You are not connected...
Connection to the site
Language : english

98°C on a stress test for the Intel Core i9-11900KF processor

Written by Guillaume
Publication date: {{ dayjs(1612371645*1000).local().format("L").toString()}}
This article is an automatic translation

In a few weeks, the new range of Intel CPUs will be released, and if performance is a concern, it's not the only characteristic that raises questions.

While Intel seems to have finally clarified its plans for the evolution of desktop processors - Rocket Lake-S in March/April and Alder Lake-S for the beginning of September - the company is not off the hook. About Rocket Lake-S - the closest to us - there has already been the controversy around the performance. On the one hand, we have Intel, which presented a graph showing the gains observed on a large handful of video games between the Core i9-11900K and AMD's rival, the Ryzen 9 5900X. On the other hand, we have a Chinese site that pointed out that the Core i9-11900K was especially less speedy than the Core i9-10900K on many games, but with a methodology that raises questions.

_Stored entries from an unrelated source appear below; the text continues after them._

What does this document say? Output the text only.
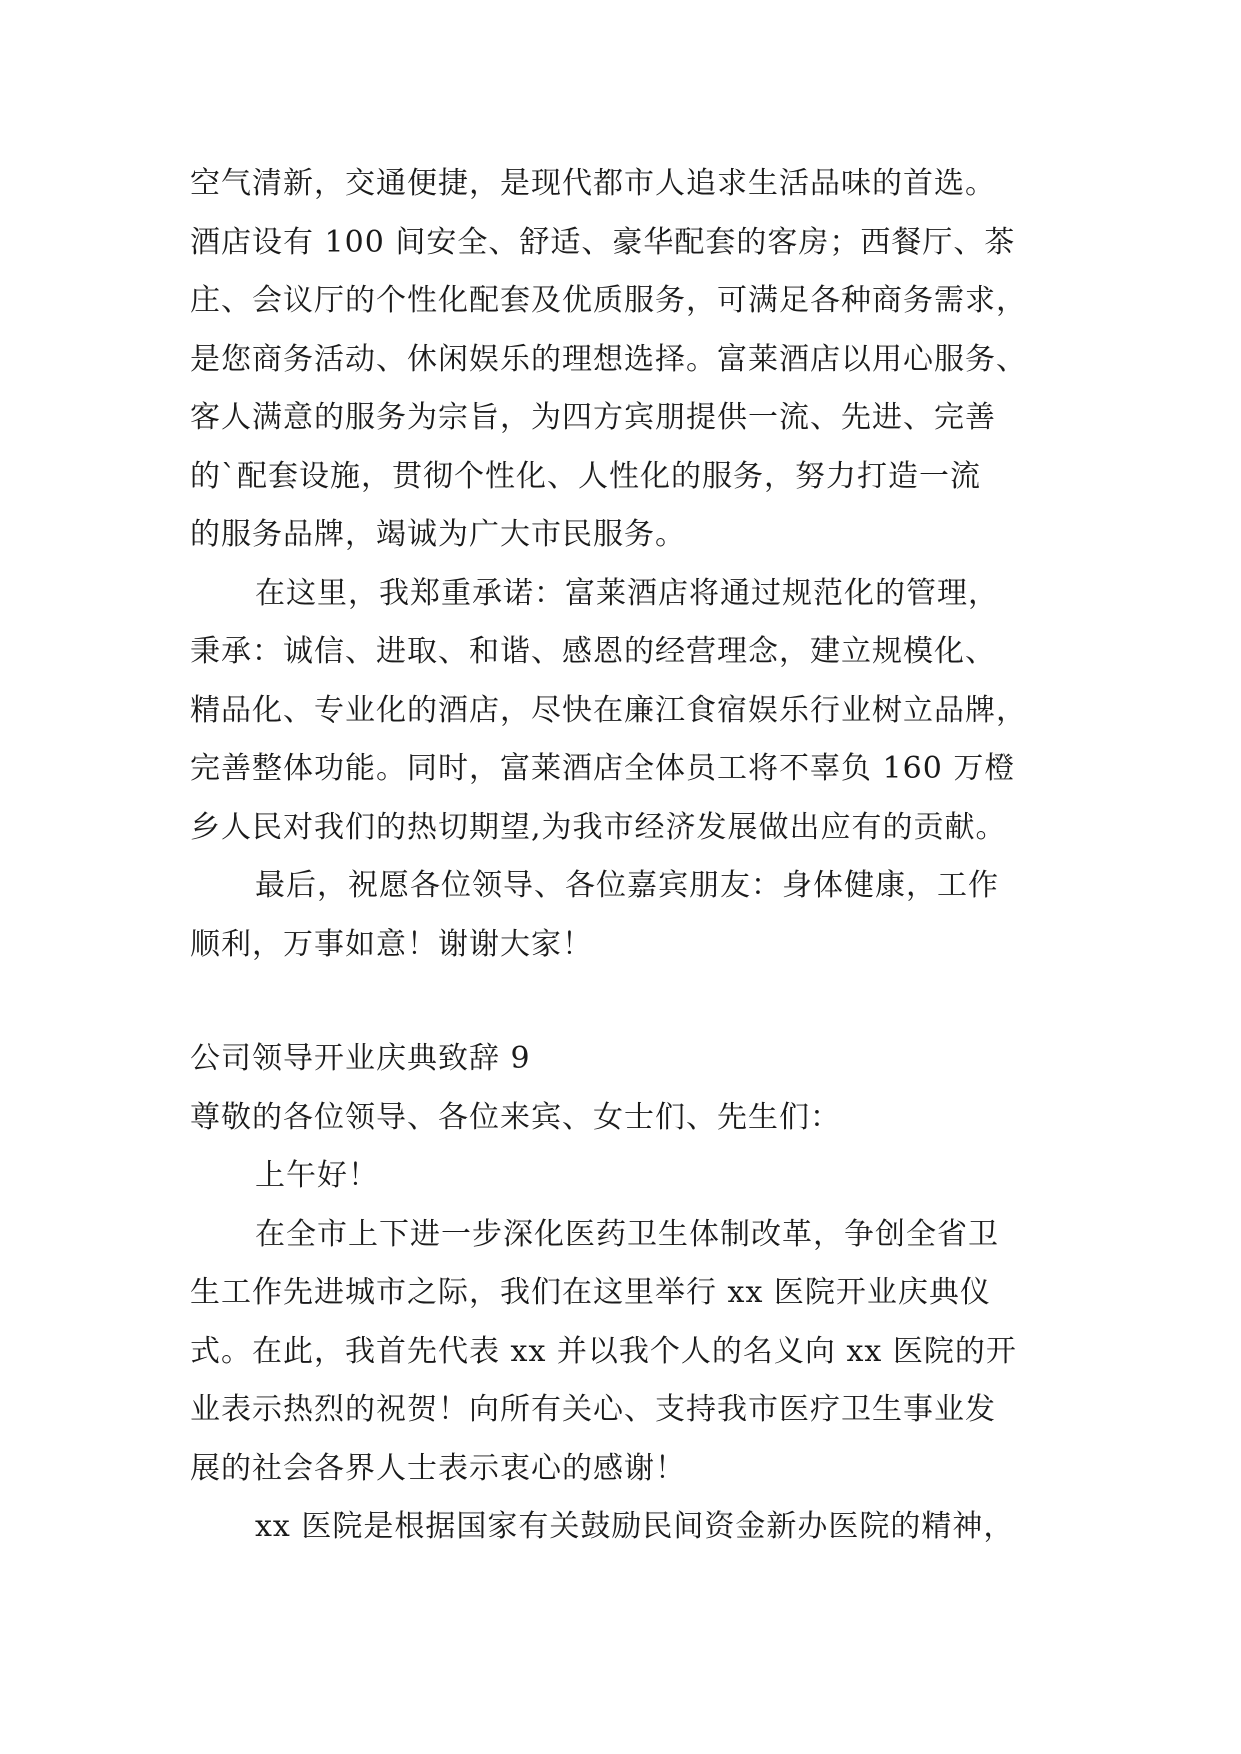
空气清新，交通便捷，是现代都市人追求生活品味的首选。
酒店设有 100 间安全、舒适、豪华配套的客房；西餐厅、茶
庄、会议厅的个性化配套及优质服务，可满足各种商务需求，
是您商务活动、休闲娱乐的理想选择。富莱酒店以用心服务、
客人满意的服务为宗旨，为四方宾朋提供一流、先进、完善
的`配套设施，贯彻个性化、人性化的服务，努力打造一流
的服务品牌，竭诚为广大市民服务。
在这里，我郑重承诺：富莱酒店将通过规范化的管理，
秉承：诚信、进取、和谐、感恩的经营理念，建立规模化、
精品化、专业化的酒店，尽快在廉江食宿娱乐行业树立品牌，
完善整体功能。同时，富莱酒店全体员工将不辜负 160 万橙
乡人民对我们的热切期望,为我市经济发展做出应有的贡献。
最后，祝愿各位领导、各位嘉宾朋友：身体健康，工作
顺利，万事如意！谢谢大家！
公司领导开业庆典致辞 9
尊敬的各位领导、各位来宾、女士们、先生们：
上午好！
在全市上下进一步深化医药卫生体制改革，争创全省卫
生工作先进城市之际，我们在这里举行 xx 医院开业庆典仪
式。在此，我首先代表 xx 并以我个人的名义向 xx 医院的开
业表示热烈的祝贺！向所有关心、支持我市医疗卫生事业发
展的社会各界人士表示衷心的感谢！
xx 医院是根据国家有关鼓励民间资金新办医院的精神，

Today, it is a very different problem that has been highlighted by the site Chiphell. The latter publishes a screenshot highlighting the "dramatic" heating of a Core i9-11900KF, a processor very close to the Core i9-11900K mentioned earlier. Chiphell mentions a consumption of about 250.83 Watts during a stress test, which puts a lot of strain on the CPU. Of course, a "classic" use will not put as much strain on the chip, but it is still worrying. Even more worrying is that it went hand in hand with a worrying temperature rise. According to Chiphell, the Core i9-11900KF reached 98°C despite using a 360mm AiO. Even on very demanding tests, the Ryzen 9 5900X hardly ever reaches 80°C.

So it could be that the energy efficiency of the new Intel range is not on a par with its most direct competitors. However, this statement needs to be verified with a real and clearly established protocol and comparable test conditions. Let's keep in mind that these first tests, published in China, use BIOSes that will obviously evolve between now and the actual release of the Intel chips.